A senior member of Egypt's ruling party said on Wednesday the Muslim Brotherhood had failed to provide an effective parliamentary opposition, in the latest hint that the Islamists may be sidelined in November elections.
In an interview with Reuters, Ali El Din Hillal, head of media for the National Democratic Party (NDP), dismissed media speculation that the party was tightening its grip in preparation for a successor to President Hosni Mubarak.
The outcome of the parliament vote is being watched to see how much space the authorities give opposition groups. The vote precedes a crucial 2011 presidential election, which has fueled speculation about a possible father-son succession.
Mubarak, 82 who had surgery in Germany in March, has not said whether he will run for a sixth six-year term. Many believe his son Gamal, 46, is being groomed to step in. Both father and son have denied any plans for a succession.
"This media circus is designed to impose an agenda on the party but the NDP will not budge. Our focus now is parliamentary elections," Hillal said.

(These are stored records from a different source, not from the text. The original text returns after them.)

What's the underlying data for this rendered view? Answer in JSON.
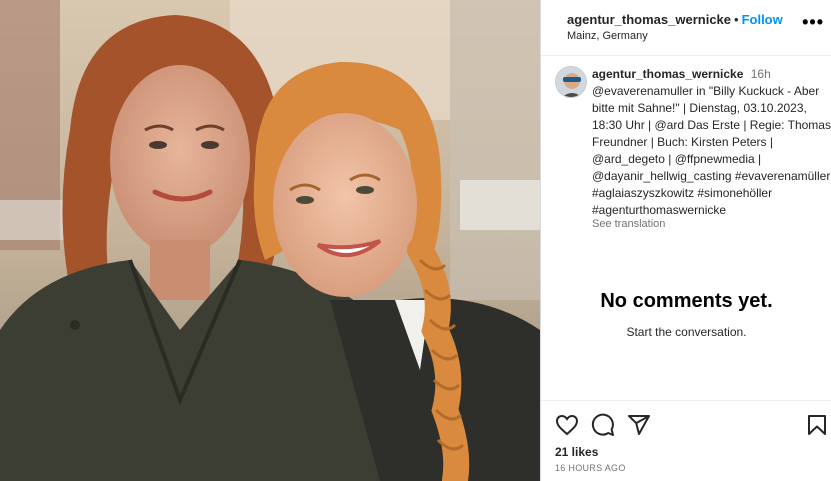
{
  "post": {
    "username": "agentur_thomas_wernicke",
    "follow_label": "Follow",
    "location": "Mainz, Germany",
    "more_label": "•••"
  },
  "caption": {
    "username": "agentur_thomas_wernicke",
    "time": "16h",
    "text": "@evaverenamuller in \"Billy Kuckuck - Aber bitte mit Sahne!\" | Dienstag, 03.10.2023, 18:30 Uhr | @ard Das Erste | Regie: Thomas Freundner | Buch: Kirsten Peters | @ard_degeto | @ffpnewmedia | @dayanir_hellwig_casting #evaverenamüller #aglaiaszyszkowitz #simonehöller #agenturthomaswernicke",
    "see_translation": "See translation"
  },
  "comments": {
    "empty_title": "No comments yet.",
    "empty_subtitle": "Start the conversation."
  },
  "actions": {
    "likes": "21 likes",
    "time_ago": "16 HOURS AGO",
    "icons": [
      "heart-icon",
      "comment-icon",
      "share-icon",
      "bookmark-icon"
    ]
  },
  "colors": {
    "link": "#0095f6",
    "muted": "#737373",
    "text": "#262626"
  }
}
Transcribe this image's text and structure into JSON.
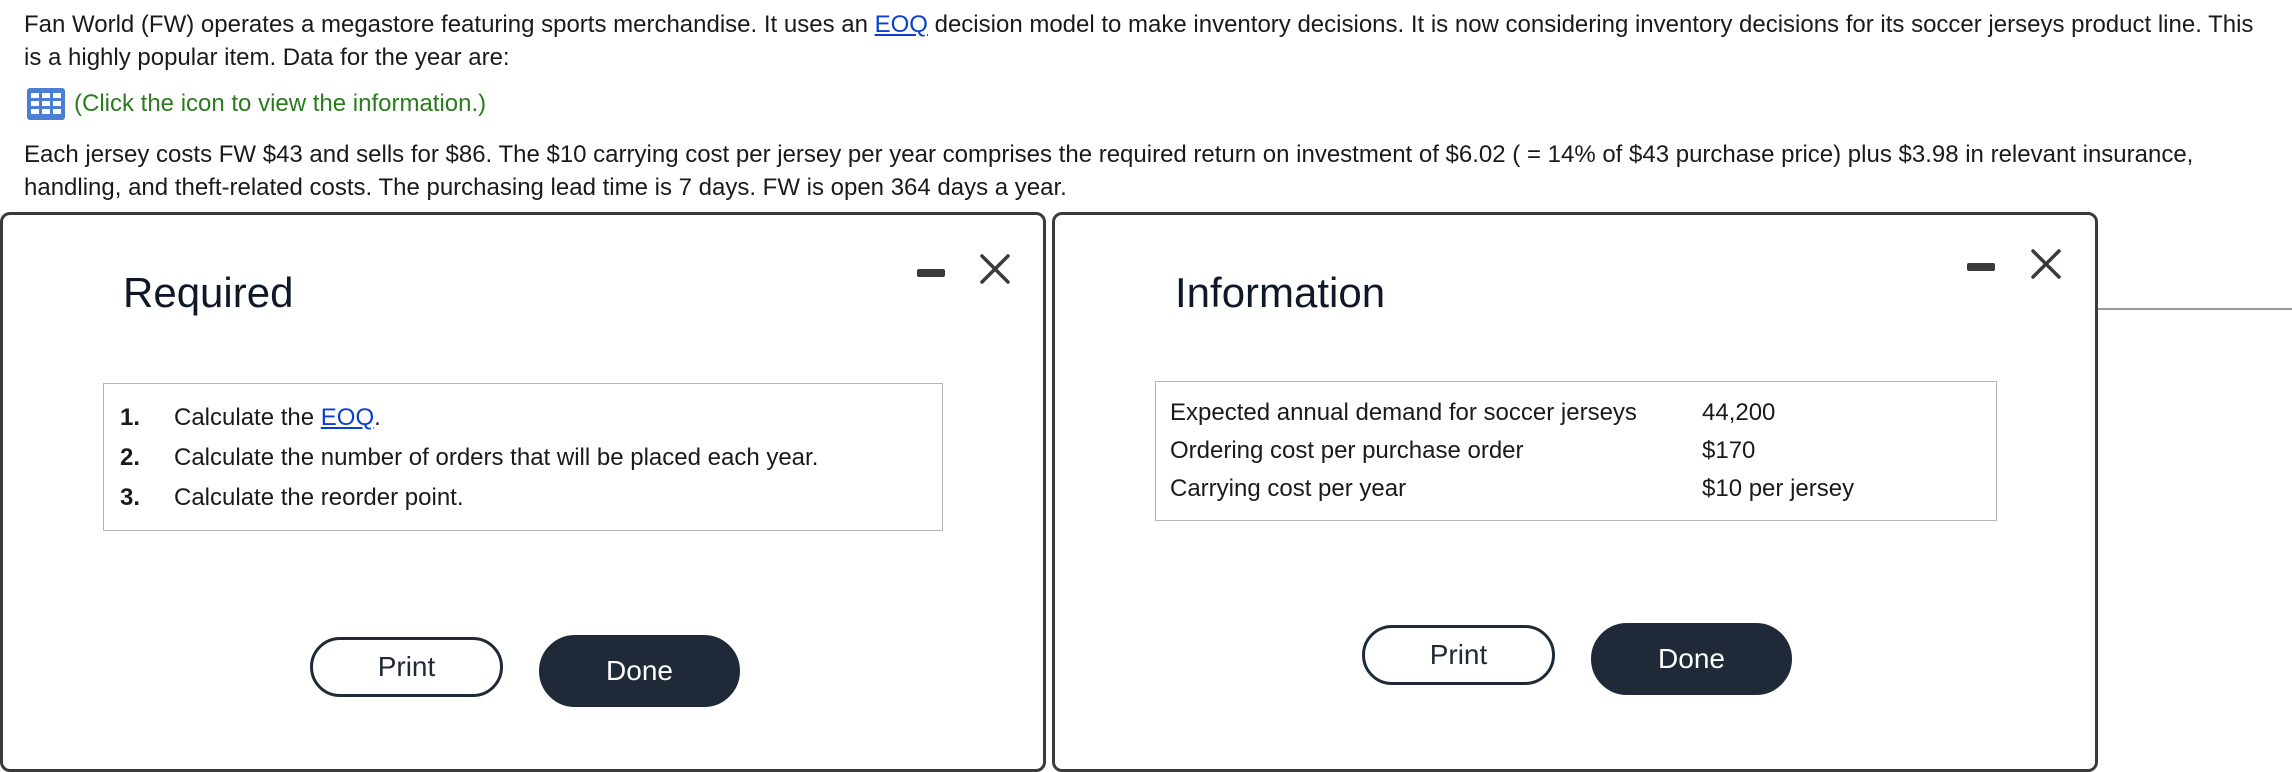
{
  "intro": {
    "before_link": "Fan World (FW) operates a megastore featuring sports merchandise. It uses an ",
    "link": "EOQ",
    "after_link": " decision model to make inventory decisions. It is now considering inventory decisions for its soccer jerseys product line. This is a highly popular item. Data for the year are:"
  },
  "info_link": "(Click the icon to view the information.)",
  "facts": "Each jersey costs FW $43 and sells for $86. The $10 carrying cost per jersey per year comprises the required return on investment of $6.02 ( = 14% of $43 purchase price) plus $3.98 in relevant insurance, handling, and theft-related costs. The purchasing lead time is 7 days. FW is open 364 days a year.",
  "required": {
    "title": "Required",
    "items": [
      {
        "num": "1.",
        "before": "Calculate the ",
        "link": "EOQ",
        "after": "."
      },
      {
        "num": "2.",
        "text": "Calculate the number of orders that will be placed each year."
      },
      {
        "num": "3.",
        "text": "Calculate the reorder point."
      }
    ],
    "print_label": "Print",
    "done_label": "Done"
  },
  "information": {
    "title": "Information",
    "rows": [
      {
        "label": "Expected annual demand for soccer jerseys",
        "value": "44,200"
      },
      {
        "label": "Ordering cost per purchase order",
        "value": "$170"
      },
      {
        "label": "Carrying cost per year",
        "value": "$10 per jersey"
      }
    ],
    "print_label": "Print",
    "done_label": "Done"
  },
  "icons": {
    "info": "table-grid-icon",
    "minimize": "minimize-icon",
    "close": "close-icon"
  },
  "colors": {
    "link": "#0b3fd1",
    "info_link": "#2a7a1e",
    "done_button": "#1f2937"
  }
}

The Brotherhood, which skirts a ban on religious groups by running candidates in parliament as independents, now controls a fifth of the seats — by the far the biggest opposition bloc — but has said state suppression is likely to cut its presence.
"There are different views about the performance of Brotherhood MPs over the last five years, that they did not meet the required level of effective groups and had not served their districts well," Hillal told Reuters. "In the end, it is about what voters want and whether their representative can deliver."
It follows comments to local media by NDP secretary-general Safwat el-Sherif, who said he did not expect the Brotherhood to repeat their 2005 success in the forthcoming vote.
The government insists elections are free and fair. But the Brotherhood, other opposition groups and independent observers repeatedly complain that votes are rigged against them.
Potential presidential candidate Mohamed ElBaradei, the former head of the UN nuclear watchdog, urged the opposition this week to boycott the parliament vote, saying it would be rigged. But analysts say opposition groups are too divided to reach a consensus.
The Brotherhood's 2005 success, winning 88 of the 454 seats, surprised many observers as it was the first time the Islamist group had made such inroads at the ballot box, although rights groups and others said voting abuses were still rife.
Some expect the nationalist liberal Wafd party, a decades old political group which has a handful of seats, to benefit from a squeeze on the Brotherhood. But analysts say it does not have the grassroots appeal that the Brotherhood enjoys.
Talk that Gamal, a senior NDP official, could be in line has surged since a poster campaign backing him was launched in mostly poor neighborhoods — the party denied any role — and after he accompanied his father on a trip to Washington.
Hilal dismissed such talk, saying: "It is political naivete to begin talking in detail about an event that is 13 or 14 months away."
Hillal has previously said Gamal was one among several candidates who could contest the 2011 elections.
Sherif and other party officials have said the party still backs the elder Mubarak as a presidential candidate.
Hillal said that, should Mubarak choose to step down, the NDP would choose "a statesman or a figure known to the public with a record of handling public issues."